The second reason is even more important. This country is at a crucial point where the have and have nots are getting dragged further and further apart. And the main reason for this is home ownership. We all know it is increasingly harder for millennials to get on the property ladder, relying on the bank of mum and dad and inheritance. What this is creating is a new class division akin to the middle ages where the amount of land you own determined your social status. We face the very real prospect, in a couple of generation’s time, of having a very visible divide between the rich and the poor based purely on home ownership. Those who own homes will prosper more and more whilst those who do not, did not marry in to home ownership nor bequeath it, will suffer.
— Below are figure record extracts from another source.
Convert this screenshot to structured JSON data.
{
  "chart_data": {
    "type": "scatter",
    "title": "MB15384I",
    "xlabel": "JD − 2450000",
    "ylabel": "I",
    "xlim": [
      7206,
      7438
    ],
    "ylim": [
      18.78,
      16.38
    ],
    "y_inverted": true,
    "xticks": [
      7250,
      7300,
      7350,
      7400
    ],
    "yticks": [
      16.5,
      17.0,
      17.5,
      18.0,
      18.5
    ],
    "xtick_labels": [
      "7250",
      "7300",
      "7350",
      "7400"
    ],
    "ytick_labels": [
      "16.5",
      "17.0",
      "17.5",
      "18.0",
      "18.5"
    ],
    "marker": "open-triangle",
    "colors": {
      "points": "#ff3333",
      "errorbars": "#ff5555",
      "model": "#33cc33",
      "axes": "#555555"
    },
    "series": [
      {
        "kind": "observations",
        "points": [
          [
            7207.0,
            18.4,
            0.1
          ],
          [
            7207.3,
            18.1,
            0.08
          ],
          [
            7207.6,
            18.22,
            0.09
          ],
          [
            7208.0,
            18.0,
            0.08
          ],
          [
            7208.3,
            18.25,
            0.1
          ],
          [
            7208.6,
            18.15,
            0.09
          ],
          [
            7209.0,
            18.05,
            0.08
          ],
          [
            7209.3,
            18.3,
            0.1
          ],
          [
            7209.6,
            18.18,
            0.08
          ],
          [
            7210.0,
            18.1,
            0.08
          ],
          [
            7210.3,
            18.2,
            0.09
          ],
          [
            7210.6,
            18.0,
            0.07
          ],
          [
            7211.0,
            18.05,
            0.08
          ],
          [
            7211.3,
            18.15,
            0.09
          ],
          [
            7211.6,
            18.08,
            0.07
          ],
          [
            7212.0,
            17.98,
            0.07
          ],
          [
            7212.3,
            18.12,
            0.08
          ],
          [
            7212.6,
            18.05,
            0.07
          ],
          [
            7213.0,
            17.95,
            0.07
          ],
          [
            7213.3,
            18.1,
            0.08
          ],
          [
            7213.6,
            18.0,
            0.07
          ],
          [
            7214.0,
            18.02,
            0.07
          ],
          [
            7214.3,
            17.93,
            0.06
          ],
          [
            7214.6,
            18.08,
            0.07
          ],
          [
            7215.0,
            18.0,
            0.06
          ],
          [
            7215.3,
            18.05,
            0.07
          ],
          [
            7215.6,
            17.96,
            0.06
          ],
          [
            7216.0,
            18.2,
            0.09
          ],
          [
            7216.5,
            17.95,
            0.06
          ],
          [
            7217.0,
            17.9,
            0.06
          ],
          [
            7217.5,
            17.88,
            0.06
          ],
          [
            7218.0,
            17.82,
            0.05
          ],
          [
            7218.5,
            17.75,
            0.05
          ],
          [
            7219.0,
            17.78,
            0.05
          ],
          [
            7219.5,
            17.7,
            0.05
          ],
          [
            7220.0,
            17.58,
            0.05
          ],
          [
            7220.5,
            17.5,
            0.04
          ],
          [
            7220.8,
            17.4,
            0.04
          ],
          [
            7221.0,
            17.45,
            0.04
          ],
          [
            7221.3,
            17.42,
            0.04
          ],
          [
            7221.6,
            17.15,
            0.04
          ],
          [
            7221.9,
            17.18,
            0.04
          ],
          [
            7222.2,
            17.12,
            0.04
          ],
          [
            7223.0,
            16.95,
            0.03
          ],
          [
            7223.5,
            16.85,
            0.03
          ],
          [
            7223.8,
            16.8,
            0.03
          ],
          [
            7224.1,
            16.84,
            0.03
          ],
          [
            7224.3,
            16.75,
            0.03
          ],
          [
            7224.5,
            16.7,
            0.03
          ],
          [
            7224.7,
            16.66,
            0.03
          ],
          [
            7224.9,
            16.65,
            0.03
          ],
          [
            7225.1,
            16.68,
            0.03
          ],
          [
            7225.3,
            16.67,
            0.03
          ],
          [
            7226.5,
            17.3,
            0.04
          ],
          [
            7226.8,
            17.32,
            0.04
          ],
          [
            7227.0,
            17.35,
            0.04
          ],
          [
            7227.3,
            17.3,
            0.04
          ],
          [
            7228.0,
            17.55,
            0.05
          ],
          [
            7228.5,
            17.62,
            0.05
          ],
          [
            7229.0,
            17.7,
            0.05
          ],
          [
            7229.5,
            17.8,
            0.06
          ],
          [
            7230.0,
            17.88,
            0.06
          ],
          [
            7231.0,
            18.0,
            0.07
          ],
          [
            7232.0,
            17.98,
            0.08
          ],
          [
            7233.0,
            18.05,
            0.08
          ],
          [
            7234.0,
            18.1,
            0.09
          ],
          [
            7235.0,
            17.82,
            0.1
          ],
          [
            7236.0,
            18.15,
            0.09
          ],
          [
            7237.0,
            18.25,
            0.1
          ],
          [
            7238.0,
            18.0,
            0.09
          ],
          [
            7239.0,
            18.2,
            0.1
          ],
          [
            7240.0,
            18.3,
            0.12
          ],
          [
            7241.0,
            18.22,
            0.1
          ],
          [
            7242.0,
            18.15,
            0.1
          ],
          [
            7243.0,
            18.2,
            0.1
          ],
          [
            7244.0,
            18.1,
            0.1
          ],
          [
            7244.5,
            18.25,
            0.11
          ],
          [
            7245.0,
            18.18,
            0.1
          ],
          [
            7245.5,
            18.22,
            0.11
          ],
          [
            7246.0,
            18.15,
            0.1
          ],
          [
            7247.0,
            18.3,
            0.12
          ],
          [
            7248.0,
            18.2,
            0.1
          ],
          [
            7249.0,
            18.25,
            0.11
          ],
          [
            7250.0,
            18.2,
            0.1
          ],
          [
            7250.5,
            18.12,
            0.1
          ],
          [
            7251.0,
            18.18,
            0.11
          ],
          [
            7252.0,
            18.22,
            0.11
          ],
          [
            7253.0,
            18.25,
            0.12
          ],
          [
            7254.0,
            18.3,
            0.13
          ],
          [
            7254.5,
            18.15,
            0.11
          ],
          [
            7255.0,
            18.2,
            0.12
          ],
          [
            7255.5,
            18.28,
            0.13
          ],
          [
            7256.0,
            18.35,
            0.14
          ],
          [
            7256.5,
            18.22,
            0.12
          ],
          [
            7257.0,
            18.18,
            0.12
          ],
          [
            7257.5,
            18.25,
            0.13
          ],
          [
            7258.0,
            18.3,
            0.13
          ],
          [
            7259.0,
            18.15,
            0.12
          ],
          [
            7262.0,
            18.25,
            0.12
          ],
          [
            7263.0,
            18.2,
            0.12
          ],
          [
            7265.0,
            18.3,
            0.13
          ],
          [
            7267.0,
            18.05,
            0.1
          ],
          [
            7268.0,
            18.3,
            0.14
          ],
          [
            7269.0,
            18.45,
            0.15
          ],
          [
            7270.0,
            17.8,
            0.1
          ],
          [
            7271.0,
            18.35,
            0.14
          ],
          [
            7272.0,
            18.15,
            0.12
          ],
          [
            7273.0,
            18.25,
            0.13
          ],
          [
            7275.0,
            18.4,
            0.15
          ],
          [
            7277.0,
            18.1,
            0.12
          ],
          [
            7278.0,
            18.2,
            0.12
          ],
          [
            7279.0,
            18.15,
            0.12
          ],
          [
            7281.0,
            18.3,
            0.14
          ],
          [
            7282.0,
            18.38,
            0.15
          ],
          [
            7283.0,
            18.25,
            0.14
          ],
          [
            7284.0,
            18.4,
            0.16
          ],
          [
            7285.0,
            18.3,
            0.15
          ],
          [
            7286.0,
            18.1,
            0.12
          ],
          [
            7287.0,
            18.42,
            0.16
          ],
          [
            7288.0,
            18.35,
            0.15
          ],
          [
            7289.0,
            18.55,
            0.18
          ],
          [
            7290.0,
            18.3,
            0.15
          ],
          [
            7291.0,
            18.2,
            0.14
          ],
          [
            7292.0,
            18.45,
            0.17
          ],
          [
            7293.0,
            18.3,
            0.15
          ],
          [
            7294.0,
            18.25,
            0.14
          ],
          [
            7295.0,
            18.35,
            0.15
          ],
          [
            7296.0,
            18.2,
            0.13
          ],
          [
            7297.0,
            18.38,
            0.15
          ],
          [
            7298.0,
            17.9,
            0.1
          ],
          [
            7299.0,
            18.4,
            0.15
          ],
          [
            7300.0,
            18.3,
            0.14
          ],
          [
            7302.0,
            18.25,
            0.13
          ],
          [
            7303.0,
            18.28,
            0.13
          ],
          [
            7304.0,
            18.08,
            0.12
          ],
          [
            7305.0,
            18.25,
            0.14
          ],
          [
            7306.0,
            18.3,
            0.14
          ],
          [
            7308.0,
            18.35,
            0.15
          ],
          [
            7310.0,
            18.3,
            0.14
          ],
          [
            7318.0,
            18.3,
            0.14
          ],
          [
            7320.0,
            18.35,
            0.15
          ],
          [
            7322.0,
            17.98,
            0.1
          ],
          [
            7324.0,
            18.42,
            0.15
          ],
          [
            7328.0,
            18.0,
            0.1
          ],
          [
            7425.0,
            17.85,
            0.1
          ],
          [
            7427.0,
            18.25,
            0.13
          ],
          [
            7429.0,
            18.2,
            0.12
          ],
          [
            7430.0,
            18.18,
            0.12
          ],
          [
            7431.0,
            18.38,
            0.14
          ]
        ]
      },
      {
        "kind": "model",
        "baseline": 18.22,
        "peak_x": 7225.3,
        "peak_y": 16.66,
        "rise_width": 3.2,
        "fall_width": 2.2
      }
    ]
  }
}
We are not building enough affordable homes, it is extremely difficult to save for a deposit whilst renting, and house prices are too high. The ‘Dementia Tax’ would start to alleviate these issues by ensuring a vast amount of houses are sold as apposed to passed down to family, thus breaking the chain of home-ownership. This would happen by either through the force sale after death due to care debt, or an individual’s foresight to sell up and have some fun before the council take it all anyways. I for one intend to sell my house when I retire and spend frivolously in to my old age until I’m left with nothing. My spending will boost the economy, and my house sale (assuming other follow suit) will drive house prices down due to saturating the market, allowing my grandchildren to get on the property ladder much easier. Oh, and I’ll also enjoy my life while I can.
I would love to see everyone’s care funded indefinitely, however, this is not a realistic prospect. We have to look after our vulnerable, we have to provide essential care for the most needy, and to afford to do this we have to insist that those who have assets to cover the cost pay their share. Taking your house value into consideration is a fair way of doing this and I do not feel it is discriminatory to people living with dementia.
My biggest annoyance with this entire debacle is the fact Theresa May, nor anyone else who had input in to this proposal, had the guts to stand up to criticism and defend it. Instead of trusting the general public to understand that ASC funding is at critical levels and explaining why they felt this was a sensible idea, they backed down under pressure and did a complete U-Turn. This response is endemic in politics and is shameful – too concerned with self-preservation to risk upsetting one cohort or another. Their policies judged by the editors of media outlets and adjusted according to who shouts the loudest. Whilst many may not agree with my stance, at least I’d be willing to evidence why I feel the way I do and have faith that people have the intelligence to take it on board.